The master’s written order determined that he retained jurisdiction over the matter, ordered BB&T to identify the person who was the keeper of payments and disbursals made on the Kidwell account, and ordered that person to be a witness at the merits hearing. From this order, BB&T appeals.
BB&T argues the master erred in ordering BB&T to identify the person who was the keeper of payments and disbursals made on the Kidwell account and in ordering that person to be a witness at the merits hearing. Specifically, BB&T contends that because Franklin never appealed from the master’s order on remand, the dates set in that order and the amount owed became the law of the case. We agree.
“An unappealed order becomes the law of the case. ‘A portion of a judgment that is not appealed presents no issue for determination by the reviewing court and constitutes, rightly or wrongly, the law of the case.’” McCall v. State Farm Mut. Auto Ins. Co., 359 S.C. 372, 378, 597 S.E.2d 181, 184 (Ct. App. 2004) (citations omitted).

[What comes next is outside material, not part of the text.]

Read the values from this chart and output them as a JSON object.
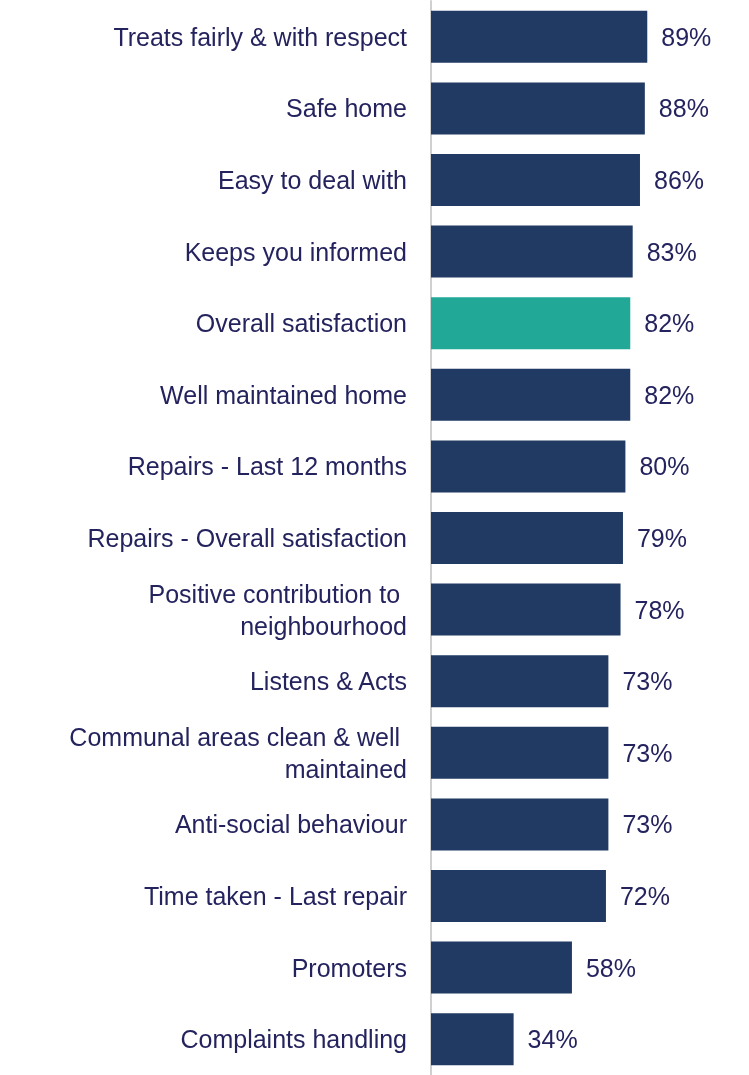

In this case, Franklin never appealed from the master’s order on remand, which (1) held Franklin was liable on interest that accrued, not only through August 29, 2002, but through the date BB&T received written notice of the conclusion of any appeal from that order, and (2) ordered Franklin to hold all rents from the property in trust pending a further order or immediately pay over rents to BB&T for payment of the principal, interest, and attorney’s fees due. Because Franklin never appealed from this order, Franklin is liable on the interest that accrued through October 15, 2002, the date Franklin notified BB&T in writing that he abandoned his appeal. Moreover, Franklin was obligated by that order to hold all rents in trust for payment of his liability. The date that payment was made on the mortgage was simply irrelevant in light of this order.
Any argument Franklin had concerning the date payment was made on the mortgage and its effect on the amount he owed to BB&T in rents should have been raised on appeal from the order on remand. Because Franklin did not appeal from the order on remand, it is the law of the case. See id. Therefore, the master erred in ordering BB&T to provide any information or witnesses concerning the mortgage payments and disbursals.
HEARN, C.J., GOOLSBY and WILLIAMS, JJ., concur.
 We decide this case without oral argument pursuant to Rule 215, SCACR.
 Franklin’s response does not appear in the record on appeal.
 We decline to address BB&T’s remaining issues on appeal. See Futch v. McAllister Towing of Georgetown, 335 S.C. 598, 613, 518 S.E.2d 591, 598 (1999) (finding that an appellate court need not address remaining issues when disposition of prior issue is dispositive).